The SRA point out that it may not be necessary for firms to undertake a written risk assessment for every matter.  Examples of this might be where matters undertaken for a given client are highly repetitive in nature and the risk remains consistent between one matter and another, and the risk is addressed comprehensively by the firm’s client risk assessment.  Bear in mind, however, that where the firm does not carry out a risk assessment for every matter for a given client, it should ensure that it still regularly reviews the client risk assessment.

It should also be noted that the firm should review its risk assessments at appropriate intervals during the client relationship, during the transaction and just before the transaction is completed to identify if anything has changed.

In particular, firms should:

  • assess if the service to be provided could be used to launder money,
  • understand why the services of the firm are needed by the client and whether it appears reasonable or genuine,
  • understand the source of funds and wealth of the client/owners,
  • be vigilant as to red flags that arise during the course of the matter. In particular be aware of any information that does not fit with the firm’s assessment of risk,
  • consult the firm’s policies to decide what action needs to be taken to mitigate any risks identified – for example raising the matter with partners/directors,
  • determine what information or evidence needs to be collected for due diligence purposes and how this will be monitored, and
  • document and record all steps taken.

To assist firms in achieving all of this, the Template form is broken down into Initial Risk Assessment, Matter Risks, Due Diligence and Ongoing Monitoring.

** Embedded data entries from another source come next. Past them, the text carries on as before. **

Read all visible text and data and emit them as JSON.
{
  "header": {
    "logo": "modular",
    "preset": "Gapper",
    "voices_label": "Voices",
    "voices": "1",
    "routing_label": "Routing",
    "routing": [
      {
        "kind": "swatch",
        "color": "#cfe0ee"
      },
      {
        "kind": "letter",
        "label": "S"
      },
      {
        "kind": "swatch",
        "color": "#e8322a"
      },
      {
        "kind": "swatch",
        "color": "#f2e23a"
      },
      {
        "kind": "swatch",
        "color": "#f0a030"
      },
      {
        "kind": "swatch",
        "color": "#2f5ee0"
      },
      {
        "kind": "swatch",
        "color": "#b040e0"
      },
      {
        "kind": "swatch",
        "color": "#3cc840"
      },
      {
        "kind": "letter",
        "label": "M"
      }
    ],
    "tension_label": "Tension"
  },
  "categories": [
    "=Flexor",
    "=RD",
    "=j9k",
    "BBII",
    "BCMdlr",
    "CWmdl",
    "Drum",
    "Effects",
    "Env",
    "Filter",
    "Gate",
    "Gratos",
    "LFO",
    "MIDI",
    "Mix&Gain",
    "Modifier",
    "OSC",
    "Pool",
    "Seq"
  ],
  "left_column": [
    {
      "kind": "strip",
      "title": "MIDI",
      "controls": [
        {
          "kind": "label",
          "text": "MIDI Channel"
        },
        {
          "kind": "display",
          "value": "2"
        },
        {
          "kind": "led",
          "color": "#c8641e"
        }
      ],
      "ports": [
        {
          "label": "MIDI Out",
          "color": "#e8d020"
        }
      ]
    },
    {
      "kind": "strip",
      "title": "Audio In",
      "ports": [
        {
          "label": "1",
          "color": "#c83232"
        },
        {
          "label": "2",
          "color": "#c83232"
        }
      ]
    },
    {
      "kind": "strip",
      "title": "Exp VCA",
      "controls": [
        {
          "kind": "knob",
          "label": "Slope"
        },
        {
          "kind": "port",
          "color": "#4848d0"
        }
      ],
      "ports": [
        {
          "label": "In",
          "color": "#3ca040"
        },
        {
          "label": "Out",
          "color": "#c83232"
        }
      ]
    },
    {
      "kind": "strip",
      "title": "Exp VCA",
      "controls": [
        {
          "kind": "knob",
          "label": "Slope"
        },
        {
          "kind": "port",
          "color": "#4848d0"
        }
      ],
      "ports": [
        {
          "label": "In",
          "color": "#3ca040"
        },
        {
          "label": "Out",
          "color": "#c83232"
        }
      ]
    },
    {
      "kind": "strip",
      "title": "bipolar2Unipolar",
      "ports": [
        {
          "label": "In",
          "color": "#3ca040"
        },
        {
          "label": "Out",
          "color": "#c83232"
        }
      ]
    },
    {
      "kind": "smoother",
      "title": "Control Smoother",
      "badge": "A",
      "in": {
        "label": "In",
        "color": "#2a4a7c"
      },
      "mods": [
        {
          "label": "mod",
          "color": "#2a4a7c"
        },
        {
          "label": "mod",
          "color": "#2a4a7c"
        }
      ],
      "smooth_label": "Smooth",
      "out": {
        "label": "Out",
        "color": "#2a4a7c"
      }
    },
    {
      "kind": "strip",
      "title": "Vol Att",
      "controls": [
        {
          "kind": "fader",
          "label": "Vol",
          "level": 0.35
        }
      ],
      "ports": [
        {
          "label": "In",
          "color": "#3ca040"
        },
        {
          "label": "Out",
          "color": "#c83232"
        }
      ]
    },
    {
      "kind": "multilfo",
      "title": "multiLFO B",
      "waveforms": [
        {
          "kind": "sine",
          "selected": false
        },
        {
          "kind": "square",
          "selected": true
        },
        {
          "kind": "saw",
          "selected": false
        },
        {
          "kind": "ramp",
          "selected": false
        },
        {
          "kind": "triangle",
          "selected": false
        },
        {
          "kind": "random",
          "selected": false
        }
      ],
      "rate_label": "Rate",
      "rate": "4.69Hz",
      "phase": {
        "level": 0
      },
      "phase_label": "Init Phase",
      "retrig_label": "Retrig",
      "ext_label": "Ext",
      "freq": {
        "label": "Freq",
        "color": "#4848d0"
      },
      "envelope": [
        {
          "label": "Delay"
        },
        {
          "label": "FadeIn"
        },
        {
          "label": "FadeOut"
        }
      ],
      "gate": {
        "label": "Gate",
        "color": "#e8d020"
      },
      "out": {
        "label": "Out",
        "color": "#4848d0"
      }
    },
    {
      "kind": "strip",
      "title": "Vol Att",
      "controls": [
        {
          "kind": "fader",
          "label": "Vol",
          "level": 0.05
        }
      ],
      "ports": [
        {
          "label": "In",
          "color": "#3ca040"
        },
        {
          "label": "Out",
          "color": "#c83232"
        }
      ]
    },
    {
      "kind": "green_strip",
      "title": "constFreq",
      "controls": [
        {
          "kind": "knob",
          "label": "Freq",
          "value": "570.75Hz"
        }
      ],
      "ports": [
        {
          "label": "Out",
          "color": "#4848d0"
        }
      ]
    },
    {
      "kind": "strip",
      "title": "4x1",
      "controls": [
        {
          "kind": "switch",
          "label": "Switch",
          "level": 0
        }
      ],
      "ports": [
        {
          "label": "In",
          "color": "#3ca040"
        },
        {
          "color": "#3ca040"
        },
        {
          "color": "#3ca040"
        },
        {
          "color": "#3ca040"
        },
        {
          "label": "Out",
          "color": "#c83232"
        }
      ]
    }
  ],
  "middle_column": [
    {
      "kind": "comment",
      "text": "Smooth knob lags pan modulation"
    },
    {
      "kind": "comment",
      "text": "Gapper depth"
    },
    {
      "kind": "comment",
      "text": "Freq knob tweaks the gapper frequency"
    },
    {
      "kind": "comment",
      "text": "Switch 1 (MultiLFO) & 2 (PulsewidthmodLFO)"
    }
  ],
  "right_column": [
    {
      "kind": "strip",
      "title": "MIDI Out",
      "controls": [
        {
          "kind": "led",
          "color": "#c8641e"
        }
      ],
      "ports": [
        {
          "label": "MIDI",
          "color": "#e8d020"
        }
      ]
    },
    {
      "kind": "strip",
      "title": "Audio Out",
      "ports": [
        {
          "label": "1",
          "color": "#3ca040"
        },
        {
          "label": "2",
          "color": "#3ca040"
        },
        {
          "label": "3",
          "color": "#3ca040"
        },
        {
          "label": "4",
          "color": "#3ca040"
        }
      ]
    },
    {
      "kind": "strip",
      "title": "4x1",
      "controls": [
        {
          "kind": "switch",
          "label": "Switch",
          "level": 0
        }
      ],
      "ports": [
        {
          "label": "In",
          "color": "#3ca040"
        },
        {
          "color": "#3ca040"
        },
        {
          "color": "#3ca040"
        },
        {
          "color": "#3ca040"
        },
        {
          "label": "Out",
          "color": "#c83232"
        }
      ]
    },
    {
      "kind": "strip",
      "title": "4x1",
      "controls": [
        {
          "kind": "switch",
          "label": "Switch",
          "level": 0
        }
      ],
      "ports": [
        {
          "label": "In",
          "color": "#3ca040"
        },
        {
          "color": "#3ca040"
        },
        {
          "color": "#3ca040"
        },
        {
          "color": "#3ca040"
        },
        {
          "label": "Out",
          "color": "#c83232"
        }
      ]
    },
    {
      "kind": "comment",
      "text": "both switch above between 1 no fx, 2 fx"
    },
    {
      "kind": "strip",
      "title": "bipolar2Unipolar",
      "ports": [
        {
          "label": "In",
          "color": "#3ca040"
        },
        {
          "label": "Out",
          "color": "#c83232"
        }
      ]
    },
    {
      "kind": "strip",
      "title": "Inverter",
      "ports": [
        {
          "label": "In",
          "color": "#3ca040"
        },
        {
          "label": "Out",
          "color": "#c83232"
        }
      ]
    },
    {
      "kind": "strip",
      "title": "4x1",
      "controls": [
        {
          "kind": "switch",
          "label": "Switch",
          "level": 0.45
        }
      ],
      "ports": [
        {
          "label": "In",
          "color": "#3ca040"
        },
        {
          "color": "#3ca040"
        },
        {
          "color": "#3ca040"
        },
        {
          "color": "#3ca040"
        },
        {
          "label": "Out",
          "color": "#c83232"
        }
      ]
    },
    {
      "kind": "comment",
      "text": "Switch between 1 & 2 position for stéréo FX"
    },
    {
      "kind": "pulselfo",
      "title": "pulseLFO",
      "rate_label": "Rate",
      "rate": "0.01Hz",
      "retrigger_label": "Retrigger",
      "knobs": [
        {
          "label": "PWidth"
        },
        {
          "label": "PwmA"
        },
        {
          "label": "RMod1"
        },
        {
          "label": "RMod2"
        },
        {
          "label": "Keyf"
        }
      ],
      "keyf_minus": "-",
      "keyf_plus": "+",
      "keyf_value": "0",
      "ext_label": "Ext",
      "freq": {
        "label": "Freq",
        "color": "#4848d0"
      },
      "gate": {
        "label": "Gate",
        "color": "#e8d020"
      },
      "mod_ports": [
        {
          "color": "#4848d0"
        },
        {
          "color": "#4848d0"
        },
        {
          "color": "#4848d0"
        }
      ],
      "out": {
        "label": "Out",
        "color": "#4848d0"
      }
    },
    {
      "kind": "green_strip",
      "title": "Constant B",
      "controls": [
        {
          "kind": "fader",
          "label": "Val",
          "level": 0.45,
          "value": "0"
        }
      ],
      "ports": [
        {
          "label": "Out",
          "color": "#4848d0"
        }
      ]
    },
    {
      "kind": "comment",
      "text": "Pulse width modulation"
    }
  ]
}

For firms that want to know about the SRA’s approach to risk assessments there is an SRA webinar[5] which explores the importance of matter risk assessments and which looks at the requirements of the money laundering regulations, the ways in which matter risk assessments can help protect the firm and relevant observations from the SRA’s inspection of firms’ AML controls.  Firms should also refer to the Legal Sector Affinity Group Anti-Money Laundering Guidance for the Legal Sector 2023[6] and the SRA guidance on Sectoral Risk Assessment – Anti-money laundering and terrorist financing[7].